NVIDIA has built much of its recent success supplying chips to companies developing artificial intelligence systems. With the release of its Nemotron 3 models, the company is taking a step toward becoming a more visible model maker.
The announcement includes a series of advanced open AI models, along with training data details and tools intended to help engineers download, modify, and run the models on their own hardware. According to NVIDIA, the release is designed to support developers building agentic AI systems at scale.
The release comes as major AI companies such as OpenAI, Google, and Anthropic are increasingly developing their own chips. WIRED notes that this trend could reduce long-term reliance on NVIDIA’s hardware, even as those firms remain major customers today.
At the same time, open models continue to play a significant role in the AI ecosystem. Researchers and startups use them to experiment, prototype, and build systems without relying exclusively on closed APIs. While US companies offer some open models, they tend to release and update them less frequently than their Chinese competitors, according to data cited by WIRED from the open-source hosting platform Hugging Face.
As a result, open models from Chinese companies have become especially popular for experimentation and development.
Nemotron 3 consists of multiple model variants. NVIDIA announced three sizes: Nano, Super, and Ultra. The Nano version is available first, while the larger models are intended for later release.
The models are designed to be downloaded and run on private infrastructure. NVIDIA has shared benchmark scores indicating that Nemotron 3 ranks among the strongest open models currently available, according to the company.
NVIDIA is also releasing information about the data used to train the models. This level of transparency is broader than that offered by many US-based AI companies and is intended to make the models easier to modify and fine-tune.
In addition, NVIDIA has introduced tools to support customization, including a hybrid latent mixture-of-experts architecture. According to NVIDIA, this architecture is particularly suited to building AI agents capable of taking actions on computers or the web. The company is also launching libraries that support reinforcement learning, enabling developers to train agents using simulated rewards and penalties.

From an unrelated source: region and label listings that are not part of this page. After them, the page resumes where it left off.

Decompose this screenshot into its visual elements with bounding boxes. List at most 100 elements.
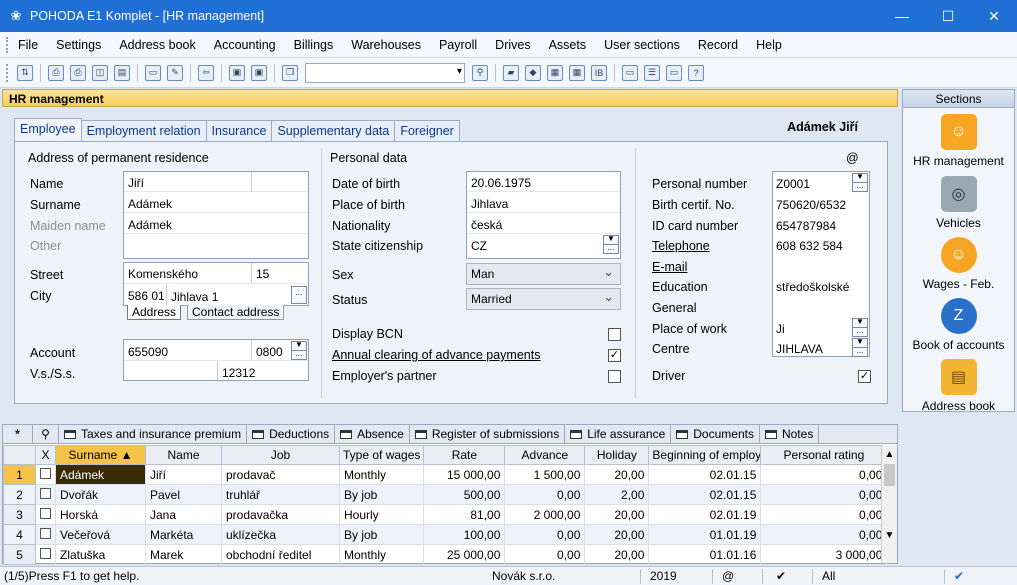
cell-rate[interactable]: 100,00	[423, 524, 506, 545]
bank-code-field[interactable]: 0800	[256, 345, 283, 359]
menu-grip[interactable]	[6, 36, 10, 53]
table-row[interactable]: 5 Zlatuška Marek obchodní ředitel Monthl…	[3, 544, 888, 565]
menu-assets[interactable]: Assets	[549, 38, 587, 52]
cell-name[interactable]: Jiří	[145, 464, 222, 485]
cell-type-of-wages[interactable]: Monthly	[338, 464, 425, 485]
print-icon[interactable]: ⎙	[48, 64, 64, 81]
tab-foreigner[interactable]: Foreigner	[394, 120, 460, 141]
tab-life-assurance[interactable]: Life assurance	[565, 424, 672, 444]
table-row[interactable]: 1 Adámek Jiří prodavač Monthly 15 000,00…	[3, 464, 888, 485]
cell-personal-rating[interactable]: 0,00	[760, 484, 888, 505]
telephone-label[interactable]: Telephone	[652, 239, 710, 253]
column-personal-rating-header[interactable]: Personal rating	[760, 445, 888, 465]
cell-holiday[interactable]: 20,00	[584, 524, 650, 545]
street-number-field[interactable]: 15	[256, 267, 269, 281]
cell-name[interactable]: Jana	[145, 504, 222, 525]
cell-beginning[interactable]: 02.01.15	[648, 464, 762, 485]
copy-icon[interactable]: ❐	[282, 64, 298, 81]
street-field[interactable]: Komenského	[128, 267, 198, 281]
close-button[interactable]: ✕	[971, 0, 1017, 32]
cell-holiday[interactable]: 20,00	[584, 464, 650, 485]
annual-clearing-label[interactable]: Annual clearing of advance payments	[332, 348, 540, 362]
section-hr-management[interactable]: ☺ HR management	[903, 114, 1014, 168]
tab-absence[interactable]: Absence	[335, 424, 410, 444]
help-pointer-icon[interactable]: ?	[688, 64, 704, 81]
column-x-header[interactable]: X	[35, 445, 56, 465]
contact-address-subtab[interactable]: Contact address	[187, 305, 285, 320]
cell-name[interactable]: Pavel	[145, 484, 222, 505]
citizenship-field[interactable]: CZ	[471, 239, 487, 253]
cell-advance[interactable]: 0,00	[504, 524, 586, 545]
sex-select[interactable]: Man	[466, 263, 621, 285]
employer-partner-checkbox[interactable]	[608, 370, 621, 383]
cell-holiday[interactable]: 2,00	[584, 484, 650, 505]
save-all-icon[interactable]: ▣	[251, 64, 267, 81]
column-surname-header[interactable]: Surname ▲	[55, 445, 146, 465]
table-row[interactable]: 4 Večeřová Markéta uklízečka By job 100,…	[3, 524, 888, 545]
status-select[interactable]: Married	[466, 288, 621, 310]
table-row[interactable]: 2 Dvořák Pavel truhlář By job 500,00 0,0…	[3, 484, 888, 505]
column-advance-header[interactable]: Advance	[504, 445, 586, 465]
cell-job[interactable]: obchodní ředitel	[221, 544, 340, 565]
row-checkbox[interactable]	[35, 524, 56, 545]
new-row-star-icon[interactable]: *	[3, 424, 33, 444]
column-beginning-header[interactable]: Beginning of employ	[648, 445, 762, 465]
cell-type-of-wages[interactable]: By job	[338, 484, 425, 505]
cell-job[interactable]: truhlář	[221, 484, 340, 505]
tab-register-of-submissions[interactable]: Register of submissions	[410, 424, 566, 444]
calendar-icon[interactable]: ▦	[569, 64, 585, 81]
switch-icon[interactable]: ⇅	[17, 64, 33, 81]
id-card-field[interactable]: 654787984	[776, 219, 836, 233]
print-setup-icon[interactable]: ⎙	[70, 64, 86, 81]
tab-deductions[interactable]: Deductions	[247, 424, 336, 444]
cell-job[interactable]: prodavačka	[221, 504, 340, 525]
filter-icon[interactable]: ⚲	[472, 64, 488, 81]
cell-beginning[interactable]: 01.01.19	[648, 524, 762, 545]
eraser-icon[interactable]: ◆	[525, 64, 541, 81]
column-type-of-wages-header[interactable]: Type of wages	[338, 445, 425, 465]
row-checkbox[interactable]	[35, 464, 56, 485]
cell-rate[interactable]: 15 000,00	[423, 464, 506, 485]
cell-advance[interactable]: 0,00	[504, 544, 586, 565]
citizenship-lookup-button[interactable]: ...	[603, 244, 619, 254]
filter-icon[interactable]: ⚲	[33, 424, 59, 444]
comment-icon[interactable]: ▭	[622, 64, 638, 81]
table-row[interactable]: 3 Horská Jana prodavačka Hourly 81,00 2 …	[3, 504, 888, 525]
display-bcn-checkbox[interactable]	[608, 328, 621, 341]
menu-payroll[interactable]: Payroll	[439, 38, 477, 52]
row-checkbox[interactable]	[35, 504, 56, 525]
maximize-button[interactable]: ☐	[925, 0, 971, 32]
tab-employee[interactable]: Employee	[14, 118, 82, 141]
row-checkbox[interactable]	[35, 484, 56, 505]
cell-personal-rating[interactable]: 0,00	[760, 504, 888, 525]
section-address-book[interactable]: ▤ Address book	[903, 359, 1014, 413]
column-holiday-header[interactable]: Holiday	[584, 445, 650, 465]
tab-supplementary-data[interactable]: Supplementary data	[271, 120, 396, 141]
maiden-name-field[interactable]: Adámek	[128, 218, 172, 232]
cell-job[interactable]: prodavač	[221, 464, 340, 485]
cell-name[interactable]: Marek	[145, 544, 222, 565]
row-checkbox[interactable]	[35, 544, 56, 565]
cell-surname[interactable]: Horská	[55, 504, 146, 525]
menu-billings[interactable]: Billings	[294, 38, 334, 52]
tab-documents[interactable]: Documents	[671, 424, 760, 444]
section-wages[interactable]: ☺ Wages - Feb.	[903, 237, 1014, 291]
education-field[interactable]: středoškolské	[776, 280, 849, 294]
tab-employment-relation[interactable]: Employment relation	[80, 120, 207, 141]
cell-holiday[interactable]: 20,00	[584, 504, 650, 525]
cell-beginning[interactable]: 02.01.15	[648, 484, 762, 505]
back-arrow-icon[interactable]: ⇦	[198, 64, 214, 81]
cell-surname[interactable]: Zlatuška	[55, 544, 146, 565]
tab-taxes-insurance[interactable]: Taxes and insurance premium	[59, 424, 248, 444]
menu-warehouses[interactable]: Warehouses	[351, 38, 421, 52]
menu-accounting[interactable]: Accounting	[214, 38, 276, 52]
scroll-up-icon[interactable]: ▲	[882, 449, 897, 460]
preview-icon[interactable]: ◫	[92, 64, 108, 81]
address-subtab[interactable]: Address	[127, 305, 182, 320]
cell-surname[interactable]: Adámek	[55, 464, 146, 485]
message-icon[interactable]: ▭	[666, 64, 682, 81]
birth-certificate-field[interactable]: 750620/6532	[776, 198, 846, 212]
grid-vertical-scrollbar[interactable]: ▲ ▼	[881, 445, 897, 563]
menu-drives[interactable]: Drives	[495, 38, 530, 52]
minimize-button[interactable]: —	[879, 0, 925, 32]
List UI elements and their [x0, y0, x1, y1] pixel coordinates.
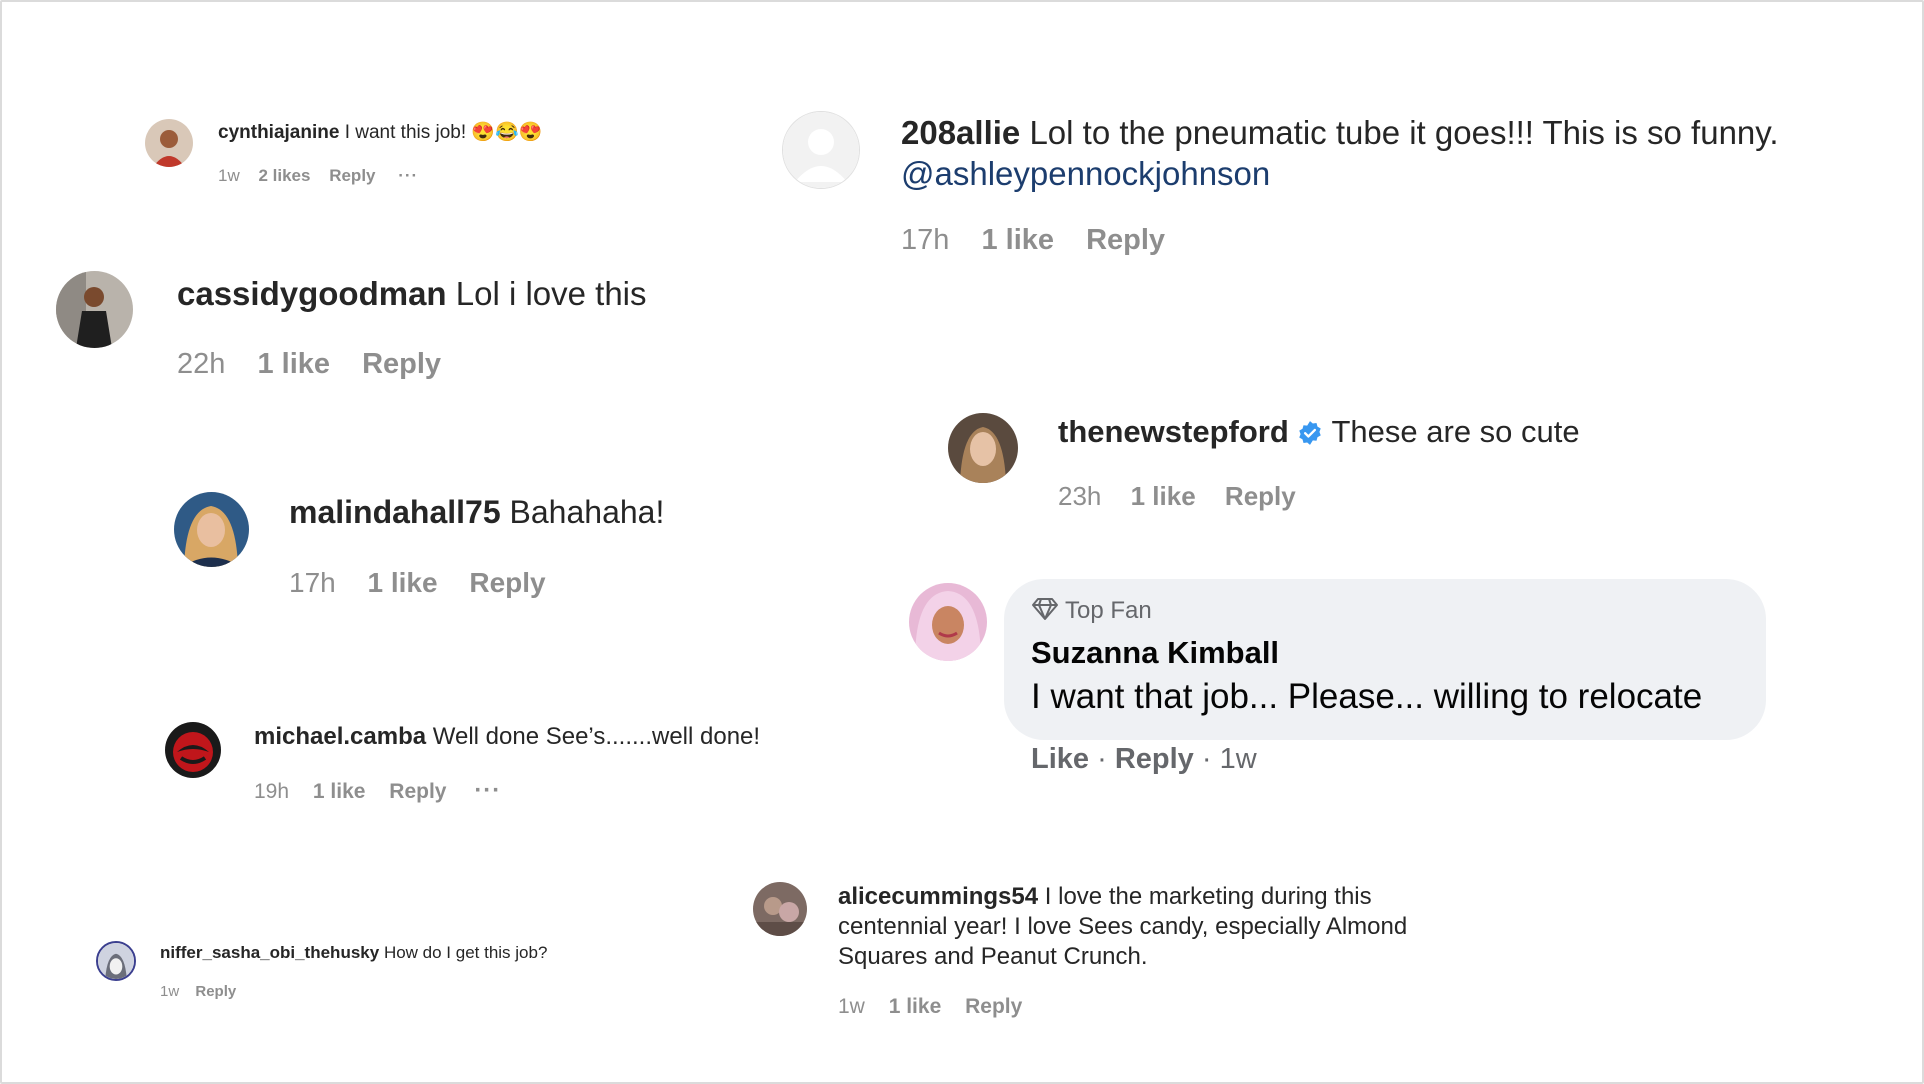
like-count[interactable]: 2 likes	[258, 166, 310, 185]
like-count[interactable]: 1 like	[1131, 481, 1196, 511]
screenshot-collage: cynthiajanine I want this job! 😍😂😍 1w 2 …	[0, 0, 1924, 1084]
comment-text: Lol i love this	[455, 275, 647, 312]
username[interactable]: alicecummings54	[838, 883, 1038, 910]
reply-button[interactable]: Reply	[362, 348, 441, 380]
like-button[interactable]: Like	[1031, 743, 1089, 775]
timestamp: 23h	[1058, 481, 1102, 511]
reply-button[interactable]: Reply	[195, 983, 236, 1000]
reply-button[interactable]: Reply	[1086, 224, 1165, 256]
username[interactable]: thenewstepford	[1058, 414, 1289, 449]
avatar[interactable]	[909, 583, 987, 661]
username[interactable]: cynthiajanine	[218, 122, 339, 143]
avatar[interactable]	[948, 413, 1018, 483]
avatar[interactable]	[174, 492, 249, 567]
comment-text: I want that job... Please... willing to …	[1031, 677, 1703, 716]
timestamp: 1w	[838, 995, 865, 1018]
separator: ·	[1201, 743, 1212, 775]
comment-text: These are so cute	[1331, 414, 1580, 449]
top-fan-badge: Top Fan	[1065, 597, 1152, 624]
username[interactable]: 208allie	[901, 114, 1020, 151]
like-count[interactable]: 1 like	[889, 995, 942, 1018]
avatar[interactable]	[56, 271, 133, 348]
default-avatar-icon[interactable]	[782, 111, 860, 189]
like-count[interactable]: 1 like	[981, 224, 1054, 256]
timestamp: 22h	[177, 348, 226, 380]
reply-button[interactable]: Reply	[1115, 743, 1194, 775]
timestamp: 1w	[218, 166, 240, 185]
avatar[interactable]	[96, 941, 136, 981]
like-count[interactable]: 1 like	[368, 567, 438, 598]
comment-bubble: Top Fan Suzanna Kimball I want that job.…	[1004, 579, 1766, 740]
timestamp: 17h	[901, 224, 950, 256]
reply-button[interactable]: Reply	[389, 780, 446, 803]
username[interactable]: malindahall75	[289, 494, 501, 530]
comment-text-line: centennial year! I love Sees candy, espe…	[838, 913, 1408, 940]
reply-button[interactable]: Reply	[965, 995, 1022, 1018]
more-options-icon[interactable]: ···	[398, 166, 418, 185]
avatar[interactable]	[165, 722, 221, 778]
like-count[interactable]: 1 like	[257, 348, 330, 380]
comment-text: How do I get this job?	[383, 943, 548, 962]
reply-button[interactable]: Reply	[1225, 481, 1296, 511]
commenter-name[interactable]: Suzanna Kimball	[1031, 635, 1279, 671]
comment-text: Well done See’s.......well done!	[432, 723, 761, 750]
avatar[interactable]	[753, 882, 807, 936]
reply-button[interactable]: Reply	[469, 567, 545, 598]
comment-text-line: Squares and Peanut Crunch.	[838, 943, 1148, 970]
timestamp: 17h	[289, 567, 336, 598]
comment-text: Lol to the pneumatic tube it goes!!! Thi…	[1029, 114, 1779, 151]
verified-badge-icon	[1297, 418, 1323, 454]
timestamp: 19h	[254, 780, 290, 803]
mention-link[interactable]: @ashleypennockjohnson	[901, 155, 1270, 192]
more-options-icon[interactable]: ···	[474, 777, 501, 804]
comment-text-line: I love the marketing during this	[1044, 883, 1372, 910]
like-count[interactable]: 1 like	[313, 780, 366, 803]
diamond-icon	[1031, 597, 1059, 628]
timestamp: 1w	[1219, 743, 1257, 775]
username[interactable]: cassidygoodman	[177, 275, 447, 312]
username[interactable]: niffer_sasha_obi_thehusky	[160, 943, 379, 962]
comment-text: I want this job! 😍😂😍	[344, 122, 543, 143]
separator: ·	[1097, 743, 1107, 775]
comment-text: Bahahaha!	[509, 494, 665, 530]
avatar[interactable]	[145, 119, 193, 167]
reply-button[interactable]: Reply	[329, 166, 375, 185]
username[interactable]: michael.camba	[254, 723, 426, 750]
timestamp: 1w	[160, 983, 180, 1000]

NVIDIA executives have emphasized the importance of open models for AI builders. Kari Ann Briski, Vice President of Generative AI Software for Enterprise at NVIDIA, outlined three reasons open models matter. She pointed to the need to customize models for specific tasks, the value of offloading queries to different models, and the ability to improve reasoning through post-training techniques.
“Open source is the foundation for AI innovation,” Briski said, adding that such approaches continue to accelerate adoption across industries .
CEO Jensen Huang reinforced that message in NVIDIA’s announcement, saying open innovation drives AI progress. He added that Nemotron provides developers with greater transparency and efficiency when building agentic systems.
The Nemotron release reflects a broader pattern in the AI industry. Over the past year, US firms have become more guarded about their research and engineering practices, sharing fewer technical details as competition has intensified.
At the same time, open models have continued to see widespread use. A report from OpenRouter, cited by WIRED, found that open models accounted for around a third of the tokens processed through its systems in 2025. Chinese companies such as DeepSeek, Alibaba, Moonshot AI, Z.ai, and MiniMax regularly release open-source models and publish research details. These practices have helped them gain popularity among developers.
WIRED also notes that these trends intersect with geopolitical pressures. NVIDIA’s hardware has become significant enough to factor into US-China trade discussions. The US government recently signaled that it would allow NVIDIA to export its H200 chips to China. At the same time, China has moved to encourage domestic alternatives and reduce reliance on foreign technology.
This dynamic could lead AI models to become more closely aligned with specific hardware ecosystems, according to the article, potentially posing challenges for NVIDIA’s position over time.
WIRED characterizes NVIDIA’s move as notable because it places the company more directly in the model-making landscape, even as it continues to dominate the hardware layer. The article suggests that NVIDIA’s support for open-source AI may be tied to broader shifts in how models and chips are developed together.
As WIRED summarizes, the world’s leading chipmaker “wants open source AI to succeed – perhaps because closed models increasingly run on its rivals’ silicon”.